Many of my life-long friends have had similar life styles. Amonst my large gropup of associates (and their associates) I Have been aware of two deathsfrom heroin and one suicide from speed, and a psychiatric case from too much acid. Only the last was a friend. I've also had three friends die in motorcycle acidents (no drugs!) and two friends and a relation die due to alcohol (and one fall off a mountain). I've never, ever heard of anyone dying the first time they took a drug. The majority of the 50 year old friends of mine who took drugs recreationally would still toke on a joint if passed one in the right circumstances (or probably a pipe now as no-one seems to be able to stomach tobacco). Most people also had a lot of fun taking drugs. E at raves being a fave, but also pot with music, acid and mushrooms in the countryside and speed and coke at parties. Only in late teenage years did drugs dominate the lifestyle, with music and parties and wild socialising being the order of the day. All these people now lead varied lives, philosophy professor, lawyer, business man, jeweller, house wife, doctor's recptionsist, video producer, gardener, programmer, musician, furniture designer, locksmith, marketing consultant, politician, builder to name only the first ones that come to mind... the majority with families and successfully raising kids.

My point is that I think for every messed up junkie there are thousands of casual users who enjoy drugs and then grow out of them.
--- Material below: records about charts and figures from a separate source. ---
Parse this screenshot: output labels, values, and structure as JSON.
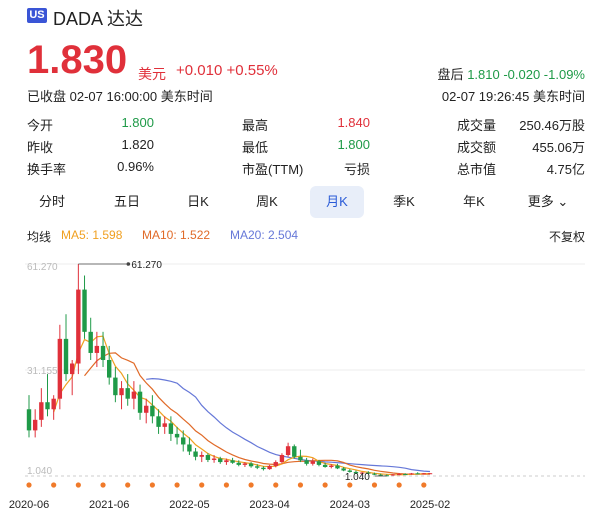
{
  "header": {
    "market_badge": "US",
    "ticker_name": "DADA 达达",
    "price": "1.830",
    "currency": "美元",
    "change": "+0.010 +0.55%",
    "status": "已收盘 02-07 16:00:00 美东时间",
    "after_hours_label": "盘后",
    "after_hours_value": "1.810 -0.020 -1.09%",
    "after_hours_time": "02-07 19:26:45 美东时间"
  },
  "stats": [
    {
      "label": "今开",
      "value": "1.800",
      "color": "#1f9a48"
    },
    {
      "label": "昨收",
      "value": "1.820",
      "color": "#222222"
    },
    {
      "label": "换手率",
      "value": "0.96%",
      "color": "#222222"
    },
    {
      "label": "最高",
      "value": "1.840",
      "color": "#e0303a"
    },
    {
      "label": "最低",
      "value": "1.800",
      "color": "#1f9a48"
    },
    {
      "label": "市盈(TTM)",
      "value": "亏损",
      "color": "#222222"
    },
    {
      "label": "成交量",
      "value": "250.46万股",
      "color": "#222222"
    },
    {
      "label": "成交额",
      "value": "455.06万",
      "color": "#222222"
    },
    {
      "label": "总市值",
      "value": "4.75亿",
      "color": "#222222"
    }
  ],
  "tabs": [
    {
      "label": "分时",
      "active": false
    },
    {
      "label": "五日",
      "active": false
    },
    {
      "label": "日K",
      "active": false
    },
    {
      "label": "周K",
      "active": false
    },
    {
      "label": "月K",
      "active": true
    },
    {
      "label": "季K",
      "active": false
    },
    {
      "label": "年K",
      "active": false
    },
    {
      "label": "更多",
      "active": false
    }
  ],
  "indicators": {
    "label": "均线",
    "ma5": "MA5: 1.598",
    "ma10": "MA10: 1.522",
    "ma20": "MA20: 2.504",
    "adjust": "不复权"
  },
  "colors": {
    "up": "#e0303a",
    "down": "#1f9a48",
    "ma5": "#f0a020",
    "ma10": "#e06a28",
    "ma20": "#6678d8",
    "accent": "#2a5bd7"
  },
  "chart_data": {
    "type": "candlestick",
    "y_tick_labels": [
      "61.270",
      "31.155",
      "1.040"
    ],
    "high_annotation": "61.270",
    "low_annotation": "1.040",
    "x_tick_labels": [
      "2020-06",
      "2021-06",
      "2022-05",
      "2023-04",
      "2024-03",
      "2025-02"
    ],
    "ylim": [
      1.04,
      61.27
    ],
    "candles": [
      {
        "o": 20,
        "h": 24,
        "l": 12,
        "c": 14
      },
      {
        "o": 14,
        "h": 20,
        "l": 12,
        "c": 17
      },
      {
        "o": 17,
        "h": 26,
        "l": 15,
        "c": 22
      },
      {
        "o": 22,
        "h": 30,
        "l": 18,
        "c": 20
      },
      {
        "o": 20,
        "h": 24,
        "l": 17,
        "c": 23
      },
      {
        "o": 23,
        "h": 44,
        "l": 20,
        "c": 40
      },
      {
        "o": 40,
        "h": 47,
        "l": 28,
        "c": 30
      },
      {
        "o": 30,
        "h": 34,
        "l": 24,
        "c": 33
      },
      {
        "o": 33,
        "h": 61.27,
        "l": 30,
        "c": 54
      },
      {
        "o": 54,
        "h": 58,
        "l": 40,
        "c": 42
      },
      {
        "o": 42,
        "h": 46,
        "l": 34,
        "c": 36
      },
      {
        "o": 36,
        "h": 42,
        "l": 32,
        "c": 38
      },
      {
        "o": 38,
        "h": 42,
        "l": 32,
        "c": 34
      },
      {
        "o": 34,
        "h": 38,
        "l": 27,
        "c": 29
      },
      {
        "o": 29,
        "h": 32,
        "l": 22,
        "c": 24
      },
      {
        "o": 24,
        "h": 28,
        "l": 20,
        "c": 26
      },
      {
        "o": 26,
        "h": 30,
        "l": 21,
        "c": 23
      },
      {
        "o": 23,
        "h": 28,
        "l": 20,
        "c": 25
      },
      {
        "o": 25,
        "h": 27,
        "l": 17,
        "c": 19
      },
      {
        "o": 19,
        "h": 23,
        "l": 16,
        "c": 21
      },
      {
        "o": 21,
        "h": 24,
        "l": 16,
        "c": 18
      },
      {
        "o": 18,
        "h": 20,
        "l": 13,
        "c": 15
      },
      {
        "o": 15,
        "h": 18,
        "l": 13,
        "c": 16
      },
      {
        "o": 16,
        "h": 18,
        "l": 11,
        "c": 13
      },
      {
        "o": 13,
        "h": 15,
        "l": 10,
        "c": 12
      },
      {
        "o": 12,
        "h": 14,
        "l": 8,
        "c": 10
      },
      {
        "o": 10,
        "h": 12,
        "l": 7,
        "c": 8
      },
      {
        "o": 8,
        "h": 9,
        "l": 5.5,
        "c": 6.5
      },
      {
        "o": 6.5,
        "h": 8,
        "l": 5,
        "c": 7
      },
      {
        "o": 7,
        "h": 7.5,
        "l": 5,
        "c": 5.6
      },
      {
        "o": 5.6,
        "h": 7,
        "l": 4.8,
        "c": 6
      },
      {
        "o": 6,
        "h": 6.5,
        "l": 4.5,
        "c": 5
      },
      {
        "o": 5,
        "h": 6,
        "l": 4.2,
        "c": 5.5
      },
      {
        "o": 5.5,
        "h": 6.2,
        "l": 4.5,
        "c": 4.8
      },
      {
        "o": 4.8,
        "h": 5.5,
        "l": 3.8,
        "c": 4.2
      },
      {
        "o": 4.2,
        "h": 5,
        "l": 3.6,
        "c": 4.6
      },
      {
        "o": 4.6,
        "h": 5,
        "l": 3.4,
        "c": 3.8
      },
      {
        "o": 3.8,
        "h": 4.4,
        "l": 3,
        "c": 3.4
      },
      {
        "o": 3.4,
        "h": 3.8,
        "l": 2.6,
        "c": 3
      },
      {
        "o": 3,
        "h": 4.2,
        "l": 2.8,
        "c": 3.9
      },
      {
        "o": 3.9,
        "h": 5.5,
        "l": 3.5,
        "c": 5
      },
      {
        "o": 5,
        "h": 7.5,
        "l": 4.5,
        "c": 7
      },
      {
        "o": 7,
        "h": 10.5,
        "l": 6.5,
        "c": 9.5
      },
      {
        "o": 9.5,
        "h": 10,
        "l": 6,
        "c": 6.5
      },
      {
        "o": 6.5,
        "h": 8.5,
        "l": 5,
        "c": 5.5
      },
      {
        "o": 5.5,
        "h": 6.2,
        "l": 4,
        "c": 4.5
      },
      {
        "o": 4.5,
        "h": 6,
        "l": 4,
        "c": 5.2
      },
      {
        "o": 5.2,
        "h": 5.6,
        "l": 3.8,
        "c": 4.2
      },
      {
        "o": 4.2,
        "h": 4.8,
        "l": 3.4,
        "c": 3.6
      },
      {
        "o": 3.6,
        "h": 4.4,
        "l": 3.2,
        "c": 4
      },
      {
        "o": 4,
        "h": 4.5,
        "l": 3,
        "c": 3.2
      },
      {
        "o": 3.2,
        "h": 3.6,
        "l": 2.4,
        "c": 2.6
      },
      {
        "o": 2.6,
        "h": 3,
        "l": 2,
        "c": 2.2
      },
      {
        "o": 2.2,
        "h": 2.6,
        "l": 1.6,
        "c": 1.8
      },
      {
        "o": 1.8,
        "h": 2.2,
        "l": 1.5,
        "c": 2
      },
      {
        "o": 2,
        "h": 2.4,
        "l": 1.6,
        "c": 1.7
      },
      {
        "o": 1.7,
        "h": 2,
        "l": 1.3,
        "c": 1.4
      },
      {
        "o": 1.4,
        "h": 1.7,
        "l": 1.1,
        "c": 1.25
      },
      {
        "o": 1.25,
        "h": 1.5,
        "l": 1.04,
        "c": 1.2
      },
      {
        "o": 1.2,
        "h": 1.6,
        "l": 1.1,
        "c": 1.5
      },
      {
        "o": 1.5,
        "h": 1.9,
        "l": 1.3,
        "c": 1.6
      },
      {
        "o": 1.6,
        "h": 1.8,
        "l": 1.4,
        "c": 1.5
      },
      {
        "o": 1.5,
        "h": 1.9,
        "l": 1.4,
        "c": 1.8
      },
      {
        "o": 1.8,
        "h": 2.1,
        "l": 1.6,
        "c": 1.7
      },
      {
        "o": 1.7,
        "h": 1.9,
        "l": 1.5,
        "c": 1.82
      },
      {
        "o": 1.82,
        "h": 1.84,
        "l": 1.8,
        "c": 1.83
      }
    ],
    "ma5_last": 1.598,
    "ma10_last": 1.522,
    "ma20_last": 2.504
  }
}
As drugs are illegal they don't shout about it (unlike me).

Much of the problems with drugs are as a direct result of their illegality. Much of the associated crime would not exist if they were legal and importantly, rebellious teenagers would be much less attracted to them. In fact I am convinced that they would become less attractive to most people who might otherwise choose to take them.
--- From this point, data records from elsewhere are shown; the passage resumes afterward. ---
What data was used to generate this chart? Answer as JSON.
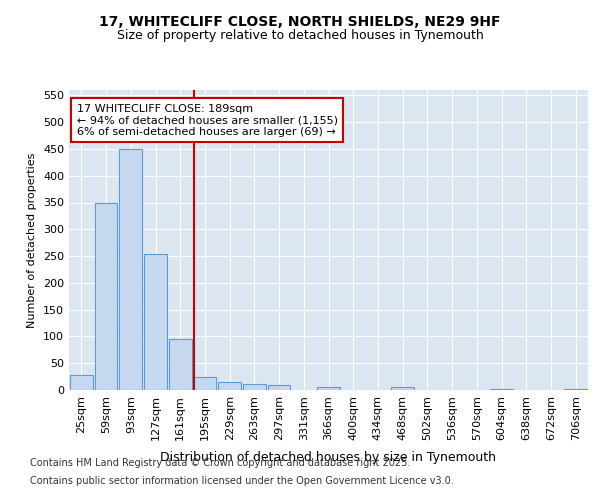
{
  "title_line1": "17, WHITECLIFF CLOSE, NORTH SHIELDS, NE29 9HF",
  "title_line2": "Size of property relative to detached houses in Tynemouth",
  "xlabel": "Distribution of detached houses by size in Tynemouth",
  "ylabel": "Number of detached properties",
  "categories": [
    "25sqm",
    "59sqm",
    "93sqm",
    "127sqm",
    "161sqm",
    "195sqm",
    "229sqm",
    "263sqm",
    "297sqm",
    "331sqm",
    "366sqm",
    "400sqm",
    "434sqm",
    "468sqm",
    "502sqm",
    "536sqm",
    "570sqm",
    "604sqm",
    "638sqm",
    "672sqm",
    "706sqm"
  ],
  "values": [
    28,
    350,
    450,
    253,
    95,
    25,
    15,
    12,
    9,
    0,
    5,
    0,
    0,
    5,
    0,
    0,
    0,
    2,
    0,
    0,
    2
  ],
  "bar_color": "#c5d8f0",
  "bar_edge_color": "#5b9bd5",
  "ylim": [
    0,
    560
  ],
  "yticks": [
    0,
    50,
    100,
    150,
    200,
    250,
    300,
    350,
    400,
    450,
    500,
    550
  ],
  "vline_x_index": 5,
  "vline_color": "#cc0000",
  "annotation_box_text": "17 WHITECLIFF CLOSE: 189sqm\n← 94% of detached houses are smaller (1,155)\n6% of semi-detached houses are larger (69) →",
  "annotation_box_color": "#cc0000",
  "annotation_box_bg": "#ffffff",
  "figure_bg_color": "#ffffff",
  "plot_bg_color": "#dce6f1",
  "footer_line1": "Contains HM Land Registry data © Crown copyright and database right 2025.",
  "footer_line2": "Contains public sector information licensed under the Open Government Licence v3.0.",
  "grid_color": "#ffffff",
  "title_fontsize": 10,
  "subtitle_fontsize": 9,
  "tick_fontsize": 8,
  "xlabel_fontsize": 9,
  "ylabel_fontsize": 8,
  "footer_fontsize": 7,
  "annotation_fontsize": 8
}
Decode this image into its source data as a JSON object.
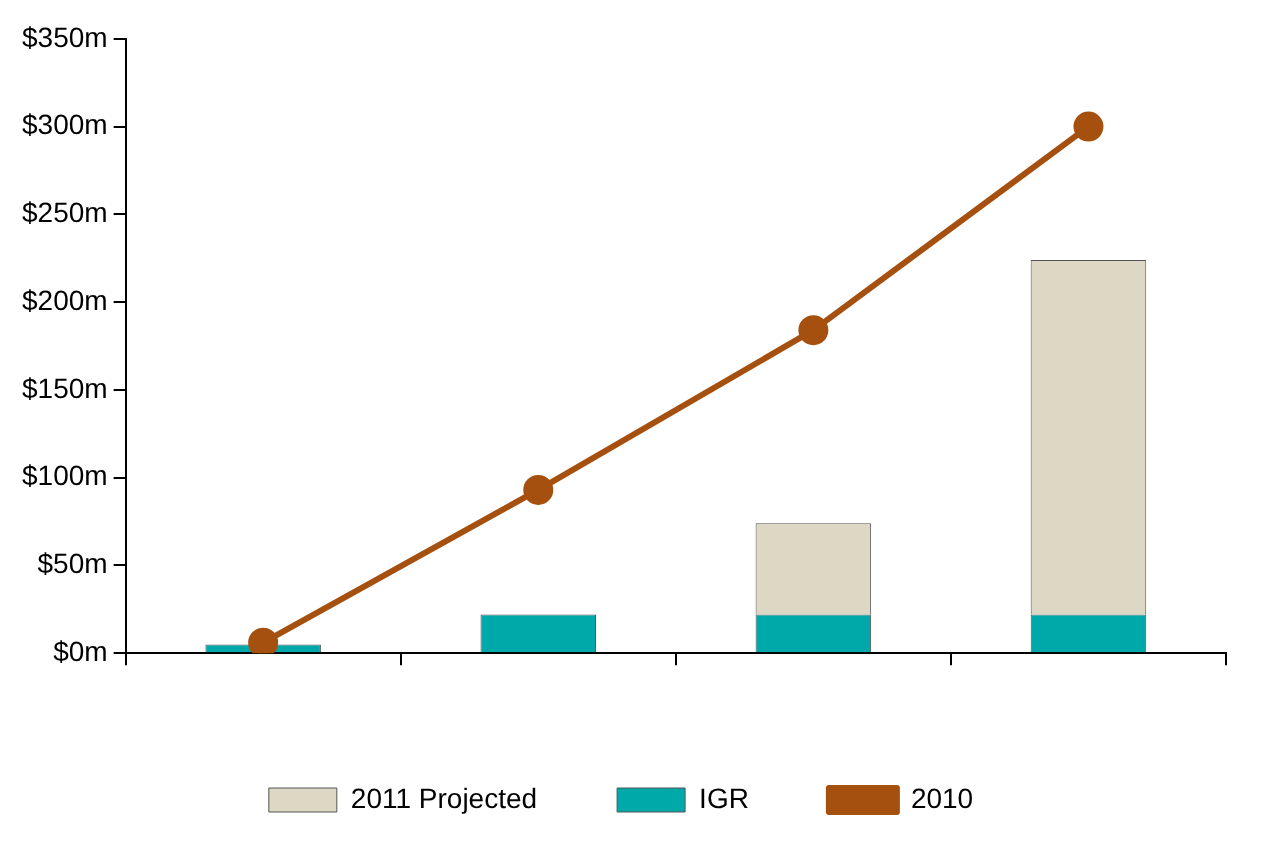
{
  "chart_data": {
    "type": "bar",
    "stacked": true,
    "categories": [
      null,
      null,
      null,
      null
    ],
    "series": [
      {
        "name": "IGR",
        "color": "#00a9a9",
        "values": [
          5,
          22,
          22,
          22
        ]
      },
      {
        "name": "2011 Projected",
        "color": "#ddd8c4",
        "values": [
          null,
          null,
          52,
          202
        ]
      },
      {
        "name": "2010",
        "type": "line",
        "color": "#a5500f",
        "values": [
          6,
          93,
          184,
          300
        ]
      }
    ],
    "marker": "circle",
    "line_style": "solid",
    "ylim": [
      0,
      350
    ],
    "yticks": [
      {
        "value": 0,
        "label": "$0m"
      },
      {
        "value": 50,
        "label": "$50m"
      },
      {
        "value": 100,
        "label": "$100m"
      },
      {
        "value": 150,
        "label": "$150m"
      },
      {
        "value": 200,
        "label": "$200m"
      },
      {
        "value": 250,
        "label": "$250m"
      },
      {
        "value": 300,
        "label": "$300m"
      },
      {
        "value": 350,
        "label": "$350m"
      }
    ],
    "legend": "bottom"
  }
}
If people want drugs they'll find them. As things stand at the moment they also find the underworld.

Alcohol is just another drug. Addictive, physically harmful. The main difference between alcohol and most other drugs (apart from ithe obvious legal status) is that it makes users aggressive and insensitive, turning town centres into no-go areas after 10pm for the majority of "normal" people (those that go to the Friday Market?). Can you imagine turning out time for a pot or opium house? You'd either be mildly irritated by childish giggling or just hear the odd slow whisper. You'd certainly not feel threatened or be beaten up.